Mutter Reh heißt auch Ricke und Vater Reh ist der Rehbock. Er trägt im Gegensatz zu den weiblichen Tieren ein Gehörn. So ein Gehörn besteht aus den gleichen Stoffen wie die Knochen und wird jedes Jahr im November/Dezember abgeworfen und dann wieder neu gebildet.
Rehe gehören zur Familie der Hirsche. Im Sommer sind sie rotbraun, im Winter graubraun gefärbt. Rehe sind Wiederkäuer. Nachdem sie ihren ersten Magen (den Pansen) gefüllt haben, ruhen sie sich aus und würgen nach und nach den Pflanzenbrei wieder hoch um ihn noch mal so richtig gut durchzukauen. Dieses Wiederkäuen habt ihr bestimmt schon mal bei Kühen gesehen.

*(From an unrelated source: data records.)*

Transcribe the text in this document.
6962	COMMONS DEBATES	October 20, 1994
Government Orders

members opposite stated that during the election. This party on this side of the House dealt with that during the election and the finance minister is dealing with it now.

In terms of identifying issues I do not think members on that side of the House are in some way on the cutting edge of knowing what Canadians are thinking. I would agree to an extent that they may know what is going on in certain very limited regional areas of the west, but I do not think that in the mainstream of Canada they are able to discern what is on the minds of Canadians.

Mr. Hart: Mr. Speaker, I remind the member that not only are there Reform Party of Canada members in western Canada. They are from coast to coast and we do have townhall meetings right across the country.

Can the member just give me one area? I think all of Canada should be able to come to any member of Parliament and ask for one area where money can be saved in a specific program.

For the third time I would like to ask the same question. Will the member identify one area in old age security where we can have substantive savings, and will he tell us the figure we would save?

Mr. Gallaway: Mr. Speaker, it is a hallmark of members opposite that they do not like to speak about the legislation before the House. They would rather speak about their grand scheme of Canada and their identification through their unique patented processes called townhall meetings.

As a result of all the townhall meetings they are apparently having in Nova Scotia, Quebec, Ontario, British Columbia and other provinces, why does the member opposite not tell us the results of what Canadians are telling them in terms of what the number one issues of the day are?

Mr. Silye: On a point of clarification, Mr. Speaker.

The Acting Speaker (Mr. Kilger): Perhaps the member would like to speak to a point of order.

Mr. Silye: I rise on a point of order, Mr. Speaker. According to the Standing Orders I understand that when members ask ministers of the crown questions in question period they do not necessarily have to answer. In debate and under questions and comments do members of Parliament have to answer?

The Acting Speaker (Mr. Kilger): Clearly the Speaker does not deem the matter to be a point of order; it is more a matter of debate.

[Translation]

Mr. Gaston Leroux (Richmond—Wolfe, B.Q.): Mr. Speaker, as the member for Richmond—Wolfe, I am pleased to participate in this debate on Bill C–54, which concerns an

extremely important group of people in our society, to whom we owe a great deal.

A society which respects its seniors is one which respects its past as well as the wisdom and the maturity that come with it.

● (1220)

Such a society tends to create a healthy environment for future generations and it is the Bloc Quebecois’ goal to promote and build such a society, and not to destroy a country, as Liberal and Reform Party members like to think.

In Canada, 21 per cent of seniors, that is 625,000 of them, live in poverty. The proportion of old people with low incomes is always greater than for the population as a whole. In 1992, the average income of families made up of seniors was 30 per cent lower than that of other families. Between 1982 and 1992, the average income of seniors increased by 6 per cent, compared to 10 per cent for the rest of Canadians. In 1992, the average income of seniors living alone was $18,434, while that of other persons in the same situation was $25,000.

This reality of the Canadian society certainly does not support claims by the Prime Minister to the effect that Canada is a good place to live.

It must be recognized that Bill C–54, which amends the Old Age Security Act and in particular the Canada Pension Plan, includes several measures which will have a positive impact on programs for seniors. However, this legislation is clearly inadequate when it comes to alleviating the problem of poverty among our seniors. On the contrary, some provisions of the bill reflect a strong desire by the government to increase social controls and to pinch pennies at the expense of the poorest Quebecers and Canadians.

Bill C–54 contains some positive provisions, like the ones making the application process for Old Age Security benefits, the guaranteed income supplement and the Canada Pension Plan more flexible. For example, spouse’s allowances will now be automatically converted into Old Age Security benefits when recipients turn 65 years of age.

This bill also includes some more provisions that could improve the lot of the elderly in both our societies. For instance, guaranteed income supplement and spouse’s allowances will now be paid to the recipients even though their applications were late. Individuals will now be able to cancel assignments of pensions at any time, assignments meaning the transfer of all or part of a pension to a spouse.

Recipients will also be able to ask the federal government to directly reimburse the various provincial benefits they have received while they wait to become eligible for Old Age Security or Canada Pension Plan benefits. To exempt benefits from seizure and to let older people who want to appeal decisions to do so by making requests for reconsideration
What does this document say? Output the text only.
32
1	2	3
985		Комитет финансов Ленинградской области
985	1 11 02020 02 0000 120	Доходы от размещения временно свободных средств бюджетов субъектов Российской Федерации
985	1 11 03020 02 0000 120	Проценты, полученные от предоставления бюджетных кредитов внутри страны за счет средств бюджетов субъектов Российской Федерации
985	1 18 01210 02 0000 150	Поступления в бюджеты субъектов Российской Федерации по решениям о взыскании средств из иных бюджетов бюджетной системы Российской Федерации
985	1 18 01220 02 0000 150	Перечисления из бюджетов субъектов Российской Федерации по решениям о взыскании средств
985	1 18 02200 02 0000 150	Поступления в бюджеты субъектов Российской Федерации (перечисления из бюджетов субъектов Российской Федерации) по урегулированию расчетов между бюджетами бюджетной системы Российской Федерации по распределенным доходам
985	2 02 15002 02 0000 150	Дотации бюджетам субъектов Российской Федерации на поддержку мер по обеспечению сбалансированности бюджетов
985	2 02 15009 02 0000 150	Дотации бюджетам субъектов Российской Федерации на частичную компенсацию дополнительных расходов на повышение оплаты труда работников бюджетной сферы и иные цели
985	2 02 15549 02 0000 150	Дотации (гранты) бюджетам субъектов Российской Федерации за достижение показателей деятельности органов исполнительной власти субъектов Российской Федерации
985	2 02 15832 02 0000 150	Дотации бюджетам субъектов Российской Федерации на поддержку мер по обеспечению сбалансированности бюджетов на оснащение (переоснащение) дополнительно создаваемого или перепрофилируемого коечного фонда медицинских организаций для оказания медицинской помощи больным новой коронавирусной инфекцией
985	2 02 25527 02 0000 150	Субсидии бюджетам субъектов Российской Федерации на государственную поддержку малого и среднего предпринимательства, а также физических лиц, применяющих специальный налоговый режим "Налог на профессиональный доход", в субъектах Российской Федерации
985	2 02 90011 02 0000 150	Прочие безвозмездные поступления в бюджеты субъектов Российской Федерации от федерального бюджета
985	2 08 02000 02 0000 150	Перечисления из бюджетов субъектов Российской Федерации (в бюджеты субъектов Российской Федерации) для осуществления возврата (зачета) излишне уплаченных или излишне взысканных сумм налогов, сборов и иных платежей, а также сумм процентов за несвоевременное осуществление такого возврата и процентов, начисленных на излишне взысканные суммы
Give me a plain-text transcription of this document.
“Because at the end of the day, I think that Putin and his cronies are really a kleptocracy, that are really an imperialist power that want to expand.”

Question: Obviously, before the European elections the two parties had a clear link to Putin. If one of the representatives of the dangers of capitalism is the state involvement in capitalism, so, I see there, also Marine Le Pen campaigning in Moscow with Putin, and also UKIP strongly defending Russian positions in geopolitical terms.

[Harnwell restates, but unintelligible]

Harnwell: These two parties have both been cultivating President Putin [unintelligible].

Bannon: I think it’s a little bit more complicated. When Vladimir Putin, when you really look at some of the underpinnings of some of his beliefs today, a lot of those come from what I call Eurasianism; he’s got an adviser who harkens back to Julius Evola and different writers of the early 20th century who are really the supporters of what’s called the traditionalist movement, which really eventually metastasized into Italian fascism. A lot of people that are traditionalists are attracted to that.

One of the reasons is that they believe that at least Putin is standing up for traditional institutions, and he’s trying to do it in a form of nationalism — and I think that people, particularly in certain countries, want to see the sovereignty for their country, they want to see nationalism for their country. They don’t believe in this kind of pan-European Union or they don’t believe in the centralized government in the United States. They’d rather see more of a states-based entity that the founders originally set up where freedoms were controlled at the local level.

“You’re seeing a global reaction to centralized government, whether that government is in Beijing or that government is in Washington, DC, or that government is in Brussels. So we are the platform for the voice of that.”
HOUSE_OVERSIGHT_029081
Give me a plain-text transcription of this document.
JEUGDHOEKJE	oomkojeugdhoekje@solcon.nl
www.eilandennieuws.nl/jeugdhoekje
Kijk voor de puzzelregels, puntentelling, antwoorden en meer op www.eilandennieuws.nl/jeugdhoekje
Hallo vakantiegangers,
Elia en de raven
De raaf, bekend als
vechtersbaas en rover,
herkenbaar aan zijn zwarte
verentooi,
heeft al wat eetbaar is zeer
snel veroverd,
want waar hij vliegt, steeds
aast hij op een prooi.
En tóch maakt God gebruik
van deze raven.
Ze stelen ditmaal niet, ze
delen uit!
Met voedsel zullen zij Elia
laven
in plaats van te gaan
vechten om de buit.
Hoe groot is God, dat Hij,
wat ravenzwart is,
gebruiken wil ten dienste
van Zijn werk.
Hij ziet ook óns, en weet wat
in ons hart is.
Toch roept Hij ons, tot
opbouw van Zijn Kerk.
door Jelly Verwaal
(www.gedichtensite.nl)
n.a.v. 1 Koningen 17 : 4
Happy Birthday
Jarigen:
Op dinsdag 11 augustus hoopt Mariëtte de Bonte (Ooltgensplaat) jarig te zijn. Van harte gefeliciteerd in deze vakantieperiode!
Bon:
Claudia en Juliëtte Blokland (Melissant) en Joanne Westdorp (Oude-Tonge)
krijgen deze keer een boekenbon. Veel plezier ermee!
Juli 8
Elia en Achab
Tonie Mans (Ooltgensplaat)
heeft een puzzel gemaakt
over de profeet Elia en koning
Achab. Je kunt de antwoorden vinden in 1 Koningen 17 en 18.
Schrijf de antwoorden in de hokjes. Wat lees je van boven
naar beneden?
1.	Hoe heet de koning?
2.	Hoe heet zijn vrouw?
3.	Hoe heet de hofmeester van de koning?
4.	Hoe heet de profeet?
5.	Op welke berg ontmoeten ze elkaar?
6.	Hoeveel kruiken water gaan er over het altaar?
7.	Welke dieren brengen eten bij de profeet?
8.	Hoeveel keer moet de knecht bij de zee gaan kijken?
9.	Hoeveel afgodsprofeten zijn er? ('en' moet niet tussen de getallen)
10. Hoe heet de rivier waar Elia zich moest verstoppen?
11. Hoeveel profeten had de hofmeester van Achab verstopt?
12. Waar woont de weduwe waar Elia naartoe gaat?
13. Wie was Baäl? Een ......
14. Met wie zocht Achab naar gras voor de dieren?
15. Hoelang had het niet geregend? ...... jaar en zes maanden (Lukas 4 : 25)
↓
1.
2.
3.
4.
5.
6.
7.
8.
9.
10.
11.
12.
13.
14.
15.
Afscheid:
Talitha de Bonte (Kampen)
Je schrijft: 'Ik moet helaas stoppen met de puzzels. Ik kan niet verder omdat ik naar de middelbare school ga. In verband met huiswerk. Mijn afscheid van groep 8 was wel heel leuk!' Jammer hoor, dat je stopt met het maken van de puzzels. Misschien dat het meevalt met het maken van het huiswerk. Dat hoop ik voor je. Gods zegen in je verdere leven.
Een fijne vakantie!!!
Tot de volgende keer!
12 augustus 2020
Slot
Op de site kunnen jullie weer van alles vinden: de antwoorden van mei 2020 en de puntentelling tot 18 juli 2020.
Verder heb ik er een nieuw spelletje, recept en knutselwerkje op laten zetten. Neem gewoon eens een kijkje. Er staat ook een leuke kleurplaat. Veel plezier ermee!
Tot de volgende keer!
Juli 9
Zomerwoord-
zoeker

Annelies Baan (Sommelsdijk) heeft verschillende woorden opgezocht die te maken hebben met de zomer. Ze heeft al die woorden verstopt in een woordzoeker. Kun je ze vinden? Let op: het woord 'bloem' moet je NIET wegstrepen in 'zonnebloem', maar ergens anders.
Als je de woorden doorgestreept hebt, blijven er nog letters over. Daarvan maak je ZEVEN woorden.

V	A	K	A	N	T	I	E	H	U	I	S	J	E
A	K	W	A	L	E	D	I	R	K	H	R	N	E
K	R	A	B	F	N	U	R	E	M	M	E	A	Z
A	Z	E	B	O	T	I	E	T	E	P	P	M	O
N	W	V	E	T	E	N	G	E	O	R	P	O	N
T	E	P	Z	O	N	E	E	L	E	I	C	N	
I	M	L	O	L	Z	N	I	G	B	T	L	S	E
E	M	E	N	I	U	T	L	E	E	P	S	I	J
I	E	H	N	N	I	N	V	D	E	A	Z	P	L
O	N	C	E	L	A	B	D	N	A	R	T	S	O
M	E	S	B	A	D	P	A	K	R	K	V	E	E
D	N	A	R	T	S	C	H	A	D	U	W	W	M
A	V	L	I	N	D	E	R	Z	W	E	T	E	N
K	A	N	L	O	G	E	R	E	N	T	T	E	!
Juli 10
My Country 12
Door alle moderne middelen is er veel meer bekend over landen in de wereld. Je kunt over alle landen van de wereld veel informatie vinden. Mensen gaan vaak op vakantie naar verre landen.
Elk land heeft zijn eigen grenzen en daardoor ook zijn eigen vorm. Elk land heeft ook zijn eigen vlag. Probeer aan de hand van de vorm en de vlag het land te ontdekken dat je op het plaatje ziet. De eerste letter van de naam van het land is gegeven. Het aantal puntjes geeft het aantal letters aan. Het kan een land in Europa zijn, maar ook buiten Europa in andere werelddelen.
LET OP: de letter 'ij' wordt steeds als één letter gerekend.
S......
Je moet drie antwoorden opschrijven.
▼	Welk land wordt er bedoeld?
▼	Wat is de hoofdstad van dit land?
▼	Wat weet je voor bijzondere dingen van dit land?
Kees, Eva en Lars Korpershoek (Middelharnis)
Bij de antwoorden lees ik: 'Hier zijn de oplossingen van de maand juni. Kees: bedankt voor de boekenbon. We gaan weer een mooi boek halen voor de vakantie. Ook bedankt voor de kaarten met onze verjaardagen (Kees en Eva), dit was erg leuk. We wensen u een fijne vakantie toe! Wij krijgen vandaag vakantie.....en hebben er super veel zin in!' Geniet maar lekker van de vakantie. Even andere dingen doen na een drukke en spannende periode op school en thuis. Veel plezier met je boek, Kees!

Nachdem die Nahrung noch mal gekaut wurde, wird sie wieder runtergeschluckt und nun beginnt die eigentliche Verdauung im Blätter-, Netz-, und Labmagen. Das Reh hat also vier Mägen.
Rehkinder werden Kitze genannt. Im Mai/Juni kommen sie zur Welt. Ihr Fell hat viele weiße Flecken, dadurch sind sie auf blühenden Wiesen fast gar nicht zu erkennen. Das heißt, sie sind gut getarnt. Solltet Ihr trotzdem einmal ein Kitz alleine auf einer Wiese liegen sehen, dürft Ihr es auf gar keinen Fall anfassen, sondern müsst langsam und leise wieder zurück gehen. Das Kitz wartet dort nämlich auf seine Mutter. Das Kleine hat selbst keinen Eigengeruch, damit der Fuchs es nicht findet. Fasst ihr es an, riecht es nach Mensch und die Mutter traut sich nicht mehr an ihr eigenes Junges. So ganz ohne seine Mutter verhungert es dann.
In ganz Deutschland gibt es Rehe. Am liebsten leben sie in abwechslungsreichen Wald-Feld-Landschaften, aber auch in der Nähe von Menschen fühlen sie sich ganz wohl und erscheinen ab und zu schon mal in waldnahen Gärten. Weil Rehe so gut mit den Menschen zurecht kommen sagt man auch: "Das Reh ist ein Kulturfolger".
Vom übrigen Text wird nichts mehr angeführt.